Dalam era post modern banyak juga terjadi re-introduksi nilai tradisional yg dikaji kembali dan diberikan pemahaman baru. Gerakan New Age yg muncul di Barat dan sekarang sudah makin marak juga di Indonesia sebenarnya bukan membawakan sesuatu yg baru, melainkan lama. Segala jenis spiritualitas yg dianggap eksotik di Barat dianggap sebagai bagian dari New Age, pedahal di tempat aslinya mereka semua merupakan hal yg lama. Sebenarnya harus disebut sebagai Old Age.
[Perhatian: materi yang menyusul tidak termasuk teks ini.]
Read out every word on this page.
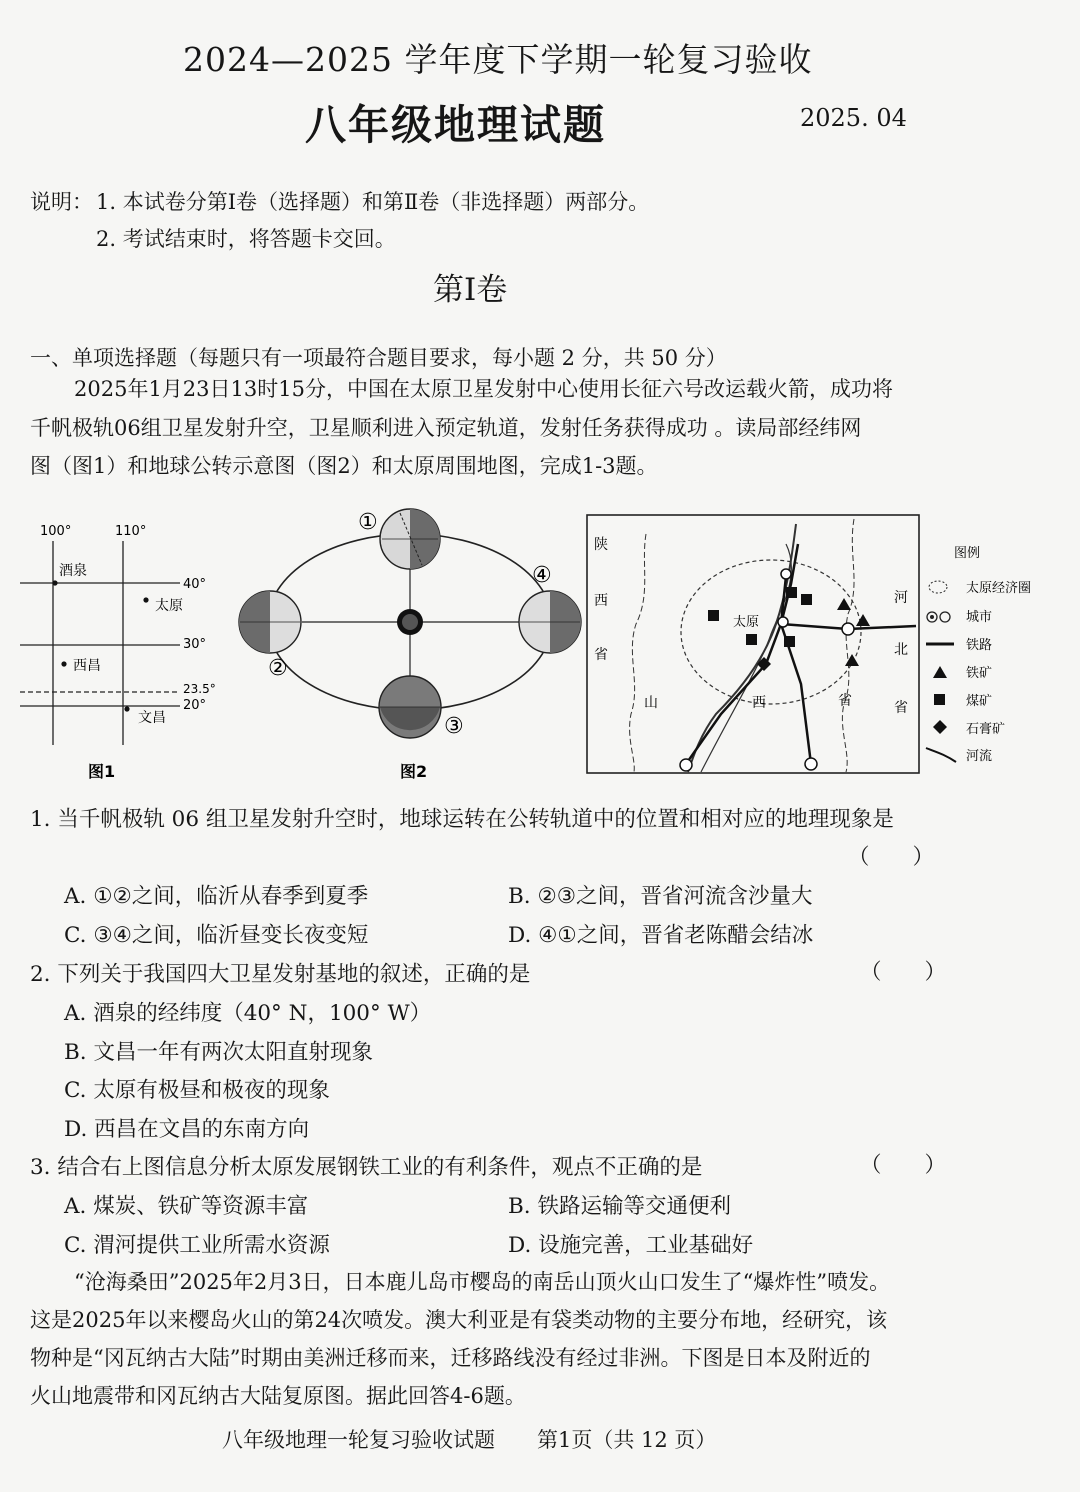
2024—2025 学年度下学期一轮复习验收
八年级地理试题	2025. 04
说明： 1. 本试卷分第Ⅰ卷（选择题）和第Ⅱ卷（非选择题）两部分。
2. 考试结束时，将答题卡交回。
第Ⅰ卷
一、单项选择题（每题只有一项最符合题目要求，每小题 2 分，共 50 分）
2025年1月23日13时15分，中国在太原卫星发射中心使用长征六号改运载火箭，成功将
千帆极轨06组卫星发射升空，卫星顺利进入预定轨道，发射任务获得成功 。读局部经纬网
图（图1）和地球公转示意图（图2）和太原周围地图，完成1-3题。
100°	110°
40°
30°
23.5°
20°
酒泉
太原
西昌
文昌
图1
①
②
③
④
图2
太原
陕
西
省
山	西	省
河
北
省
图例
太原经济圈
城市
铁路
铁矿
煤矿
石膏矿
河流
1. 当千帆极轨 06 组卫星发射升空时，地球运转在公转轨道中的位置和相对应的地理现象是
（　　）
A. ①②之间，临沂从春季到夏季	B. ②③之间，晋省河流含沙量大
C. ③④之间，临沂昼变长夜变短	D. ④①之间，晋省老陈醋会结冰
2. 下列关于我国四大卫星发射基地的叙述，正确的是	（　　）
A. 酒泉的经纬度（40° N，100° W）
B. 文昌一年有两次太阳直射现象
C. 太原有极昼和极夜的现象
D. 西昌在文昌的东南方向
3. 结合右上图信息分析太原发展钢铁工业的有利条件，观点不正确的是	（　　）
A. 煤炭、铁矿等资源丰富	B. 铁路运输等交通便利
C. 渭河提供工业所需水资源	D. 设施完善，工业基础好
“沧海桑田”2025年2月3日，日本鹿儿岛市樱岛的南岳山顶火山口发生了“爆炸性”喷发。
这是2025年以来樱岛火山的第24次喷发。澳大利亚是有袋类动物的主要分布地，经研究，该
物种是“冈瓦纳古大陆”时期由美洲迁移而来，迁移路线没有经过非洲。下图是日本及附近的
火山地震带和冈瓦纳古大陆复原图。据此回答4-6题。
八年级地理一轮复习验收试题　　第1页（共 12 页）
Pemahaman spiritual yg berasal dari Indonesia seperti Kejawen dalam berbagai alirannya akhirnya dianggap sebagai bagian dari spiritualitas New Age oleh mereka yg tinggal di Barat.
Kita sendiri sampai sekarang tidak menganggap kepercayaan tradisional Indonesia sebagai New Age atau bagian dari spiritualitas post modern. Tetapi di Barat ternyata kepercayaan tradisional Indonesia dianggap termasuk. Termasuk sebagai spiritualitas post modern. Spiritualitas post modern bisa juga berarti hal-hal yg berasal dari tradisi non Judeo-Christian. Aliran-aliran kepercayaan dari India, Cina, Jepang, Indonesia, dll dianggap New Age karena bukan merupakan bagian dari tradisi Judeo-Christian. Dianggap baru juga karena diasumsikan bahwa kepercayaan asli dari Asia bersifat toleran sebagai anti-thesis dari tradisi Judeo-Christian yg tidak toleran. Spiritualitas post modern sangat toleran. Manusia bisa dan berhak percaya apapun yg ingin dipercayainya.
Tradisi Judeo-Christian tidak seperti itu. Aslinya tradisi Judeo-Christian sangat tidak toleran terhadap perbedaan pendapat. Tetapi bagi mereka yg sudah hidup di masa post modern, era Judeo-Christian sudah berlalu. Sekarang sudah masuk era post modern dimana yg menjadi paradigma adalah toleransi. Kita bisa toleran terhadap apapun yg mau dipercayai dan dipraktekkan oleh orang lain. Segalanya itu valid bagi manusianya sendiri.